Thanks Blueapplepaste, for taking the time to explain that so fully. i completely followed what you said. And that part I understood. I even had it right in my original post. I get screwed up when I go beyond Normals and Amels. for instance, what if you are adding in the carmel gene?
As Talinea said, any single morph/mutation in corns (so far) works just as I described. What I described is known as a simple recessive (meaning two copies are needed) genes. Caramel, lavender, stripe, hypo, anery, etc work in the exact same way as described.
Now, if you add two genes in the mix, it gets more complicated, but still works in more or less the same way.
Lets try an example and throw caramel in the mix. So lets say you have amel x caramel. The wild type caramel gene we'll call C and the mutant we'll call c. So the amel corn is aaCC and the caramel corn is AAcc. The amel has two copies of the wild type caramel and two copies of the mutant amel gene. The caramel is just the opposite. Each parent will donate one copy of each gene. So the amel gives a and C and the caramel gives A and c. So we get: amel x caramel = normal 100% het caramel and amel.
Also aaCC x AAcc = AaCc
All are appear normal, but carry mutant copies of each gene. Now, lets say you breed two of those together, what will we get. Well there's a very simple way to look at it, but it lacks other genetic possibilities, and there's the more complex.
The easiest way is that for each gene there is a 1/4 chance of getting an animal homozygous for the mutated copy for either gene. Refer back to my earlier post. So there's a 1/4 chance that the offspring will be amel and there's a 1/4 chance that they'll be caramel. Now the chance of them being amel
and caramel, we simply multiply the odds for each gene on its own. So 1/4 x 1/4 = 1/16 chance of producing an amel caramel or a butter.
So there's a 1/16 chance of producing a double homozygous mutant. But what about odds for the rest? Back to the Punnett square, except now it gets bigger. Same as before. Each parent donates one copy of the gene. So each will donate either A or a and either C or c. So for each parent the possibilities of combinations donated are AC, Ac, aC, and ac. These are the 4 possible genetic donations a single parent can have with regard to the caramel and amel genes. So these 4 will make up our punnett square.
. AC Ac aC ac
AC AACC AACc AaCC AaCc
Ac AACc AAcc AaCc Aacc
aC AaCC AaCc aaCC aaCc
ac AaCc Aacc aaCc aacc
So we see that there are 16 different genetic possibilities with this pairing. You can see that 1/16 will be homozygous amel and caramel (butter), 1/4 will be homozygous amel, 1/4 will be homozygous caramel, and so on. You can also see any amels (aa) have a 2/3 chance of being het caramel (just like my earlier example) and any caramels (cc) have a 2/3 chance of being het amel. You can also notice that 15/16 will be het or homozygous for at least one gene. Only 1/16 will be completely homozygous wild type.

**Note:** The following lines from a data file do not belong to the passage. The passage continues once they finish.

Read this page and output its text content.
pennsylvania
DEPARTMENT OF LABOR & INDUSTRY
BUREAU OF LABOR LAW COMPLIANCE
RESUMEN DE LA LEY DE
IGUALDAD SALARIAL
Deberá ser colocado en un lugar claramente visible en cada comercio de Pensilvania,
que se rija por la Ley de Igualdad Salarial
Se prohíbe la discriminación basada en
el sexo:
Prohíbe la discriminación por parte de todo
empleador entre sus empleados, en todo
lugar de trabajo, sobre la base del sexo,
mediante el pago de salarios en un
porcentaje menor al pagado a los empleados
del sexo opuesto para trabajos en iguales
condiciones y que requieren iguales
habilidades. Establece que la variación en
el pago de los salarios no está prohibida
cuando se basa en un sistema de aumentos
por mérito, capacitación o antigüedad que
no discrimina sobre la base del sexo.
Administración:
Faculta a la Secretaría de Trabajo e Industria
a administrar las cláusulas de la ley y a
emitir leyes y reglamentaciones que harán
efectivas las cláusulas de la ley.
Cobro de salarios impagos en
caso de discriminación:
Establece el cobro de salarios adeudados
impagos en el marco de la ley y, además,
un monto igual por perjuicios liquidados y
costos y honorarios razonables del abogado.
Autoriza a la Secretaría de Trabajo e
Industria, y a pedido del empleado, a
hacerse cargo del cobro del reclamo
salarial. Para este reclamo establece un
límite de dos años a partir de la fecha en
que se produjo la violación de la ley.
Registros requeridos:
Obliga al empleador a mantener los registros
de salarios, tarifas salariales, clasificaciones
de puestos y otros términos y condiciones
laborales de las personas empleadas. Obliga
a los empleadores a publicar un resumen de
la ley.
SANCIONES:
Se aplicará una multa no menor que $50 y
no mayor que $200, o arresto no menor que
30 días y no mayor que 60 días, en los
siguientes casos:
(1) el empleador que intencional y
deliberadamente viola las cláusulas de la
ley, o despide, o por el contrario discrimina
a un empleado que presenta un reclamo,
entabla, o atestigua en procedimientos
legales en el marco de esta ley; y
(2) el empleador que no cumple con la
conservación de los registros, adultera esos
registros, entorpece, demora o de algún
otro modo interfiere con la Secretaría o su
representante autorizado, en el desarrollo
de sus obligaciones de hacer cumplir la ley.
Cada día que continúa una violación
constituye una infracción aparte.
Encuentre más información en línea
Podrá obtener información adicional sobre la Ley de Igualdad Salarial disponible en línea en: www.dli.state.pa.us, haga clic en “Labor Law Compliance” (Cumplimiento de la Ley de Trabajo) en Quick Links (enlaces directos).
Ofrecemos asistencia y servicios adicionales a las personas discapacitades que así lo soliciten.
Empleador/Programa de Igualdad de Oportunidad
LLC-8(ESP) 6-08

You can do this for any combination of genes, and for any number of genes, you just keep expanding the square.
One thing to keep in mind also, is that all of this genetics is just probability. When I say 1/4, it means that the probability is 1/4. But nothing is guaranteed when it comes to the odds. So if and when you start breeding, if you have a double het animal pairing and they lay 16 eggs, it doesn't mean that 1 of them will definitely be double homozygous. It means that each egg has a 1/16 chance of being double homozygous, but its not guaranteed.